Мучительное видение Киры, запутавшейся в простынях с Купером, невольно пришло мне на ум, и я сглотнул желчь в горле.
— Не хочу, чтобы у тебя сложилось впечатление, что я не ценил эти услуги. В то время они были достаточно приятными. Однако, оказалось, что за тебя пришлось заплатить очень высокую цену, — я провел пальцем по ее гладкой щеке, а она неподвижно уставилась на меня. — Мое имя, мой виноградник, моя свобода, хотя, кажется это ненадолго… — мое сердце, моя душа.

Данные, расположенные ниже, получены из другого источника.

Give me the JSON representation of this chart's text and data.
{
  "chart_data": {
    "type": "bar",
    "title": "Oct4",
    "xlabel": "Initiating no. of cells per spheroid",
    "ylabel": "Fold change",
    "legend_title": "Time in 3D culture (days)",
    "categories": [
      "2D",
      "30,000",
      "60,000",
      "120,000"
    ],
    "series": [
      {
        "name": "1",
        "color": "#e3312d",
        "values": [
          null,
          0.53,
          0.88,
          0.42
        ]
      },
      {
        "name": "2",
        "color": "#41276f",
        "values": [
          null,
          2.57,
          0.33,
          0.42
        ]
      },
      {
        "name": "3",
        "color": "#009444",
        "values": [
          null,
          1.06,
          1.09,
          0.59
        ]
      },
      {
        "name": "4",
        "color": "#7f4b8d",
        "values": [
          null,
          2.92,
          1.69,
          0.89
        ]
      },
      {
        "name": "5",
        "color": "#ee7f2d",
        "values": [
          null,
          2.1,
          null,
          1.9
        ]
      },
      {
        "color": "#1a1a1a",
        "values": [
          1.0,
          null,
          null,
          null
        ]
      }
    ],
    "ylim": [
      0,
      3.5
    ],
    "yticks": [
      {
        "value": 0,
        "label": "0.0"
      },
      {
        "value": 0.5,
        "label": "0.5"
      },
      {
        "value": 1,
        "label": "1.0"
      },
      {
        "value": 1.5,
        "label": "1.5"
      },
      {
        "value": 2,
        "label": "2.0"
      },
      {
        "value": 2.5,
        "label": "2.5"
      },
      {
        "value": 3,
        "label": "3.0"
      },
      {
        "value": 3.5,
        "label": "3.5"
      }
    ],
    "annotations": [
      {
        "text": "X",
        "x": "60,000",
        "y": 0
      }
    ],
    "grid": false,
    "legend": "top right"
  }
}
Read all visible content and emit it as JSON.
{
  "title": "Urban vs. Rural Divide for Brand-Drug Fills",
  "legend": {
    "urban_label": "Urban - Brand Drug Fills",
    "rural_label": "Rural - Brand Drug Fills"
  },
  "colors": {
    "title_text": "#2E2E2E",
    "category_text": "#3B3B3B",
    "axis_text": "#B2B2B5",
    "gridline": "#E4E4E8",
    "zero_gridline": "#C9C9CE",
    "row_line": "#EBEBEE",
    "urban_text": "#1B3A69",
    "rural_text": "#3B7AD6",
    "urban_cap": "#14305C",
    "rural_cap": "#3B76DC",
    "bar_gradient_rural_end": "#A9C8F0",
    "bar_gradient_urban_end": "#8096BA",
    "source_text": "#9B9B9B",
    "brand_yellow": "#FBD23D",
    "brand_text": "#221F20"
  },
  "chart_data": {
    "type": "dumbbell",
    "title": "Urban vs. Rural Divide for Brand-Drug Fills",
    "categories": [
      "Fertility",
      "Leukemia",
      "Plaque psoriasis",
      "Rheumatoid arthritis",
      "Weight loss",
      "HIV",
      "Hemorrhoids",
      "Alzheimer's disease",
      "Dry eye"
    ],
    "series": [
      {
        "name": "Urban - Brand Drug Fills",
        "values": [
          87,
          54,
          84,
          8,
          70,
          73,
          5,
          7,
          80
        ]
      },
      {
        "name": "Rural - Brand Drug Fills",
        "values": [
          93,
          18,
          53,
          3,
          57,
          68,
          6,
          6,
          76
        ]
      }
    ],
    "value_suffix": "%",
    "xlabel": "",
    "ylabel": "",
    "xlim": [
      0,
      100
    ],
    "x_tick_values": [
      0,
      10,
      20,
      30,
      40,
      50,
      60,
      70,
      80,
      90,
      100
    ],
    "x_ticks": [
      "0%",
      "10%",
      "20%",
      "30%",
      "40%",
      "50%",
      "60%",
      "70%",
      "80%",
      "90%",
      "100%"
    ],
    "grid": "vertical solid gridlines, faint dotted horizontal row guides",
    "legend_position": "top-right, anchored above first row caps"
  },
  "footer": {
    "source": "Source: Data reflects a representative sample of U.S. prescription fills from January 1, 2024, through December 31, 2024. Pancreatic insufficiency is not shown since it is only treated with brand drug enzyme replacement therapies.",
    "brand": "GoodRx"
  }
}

Слеза попала мне на палец, и я отдернул его, как будто меня обожгли кислотой. Отвернувшись от нее, я вышел из тусклого переулка на светлый тротуар. Услышал тихий звук ее рыданий, но она не позвала меня, а я и не оглянулся. Я оставил свое сердце в том переулке. В моем сердце не осталось ни одного сегмента, который мог бы забрать кто-то другой, поэтому она могла забрать его целиком. Мне оно больше никогда не понадобится.
Я ехал домой полный ледяной боли, моя кожа покрылась мурашками от такого страдания, какого я не испытывал никогда в жизни. Приехав домой, я сразу же направился к шкафу с алкоголем и достал бутылку выдержанного виски. Вино сегодня было недостаточно крепким.
Когда я опрокинул первую стопку, я посмотрел в окно на виноградники. Перед самым уходом Киры я измерил уровень сахара, кислоты, танинов и определил, когда виноград будет полностью готов к сбору. Они были готовы сейчас. Но у меня не было средств, чтобы нанять кого-нибудь, кто помог бы мне собрать урожай. Я поднял стопку за виноградные лозы в шуточном тосте.
— Вы прекрасно справились со своей ролью. Жаль, что я вас подвел, — через очень короткое время плоды сгниют на лозе, совершенно напрасно — идеальная метафора всей моей жизни. И похоже, очень скоро я буду сидеть в тюрьме за нападение на Купера Стрэттона. Я налил еще одну стопку и дал ей обжечь горло. Все было потеряно. Надежды не осталось, совсем не осталось.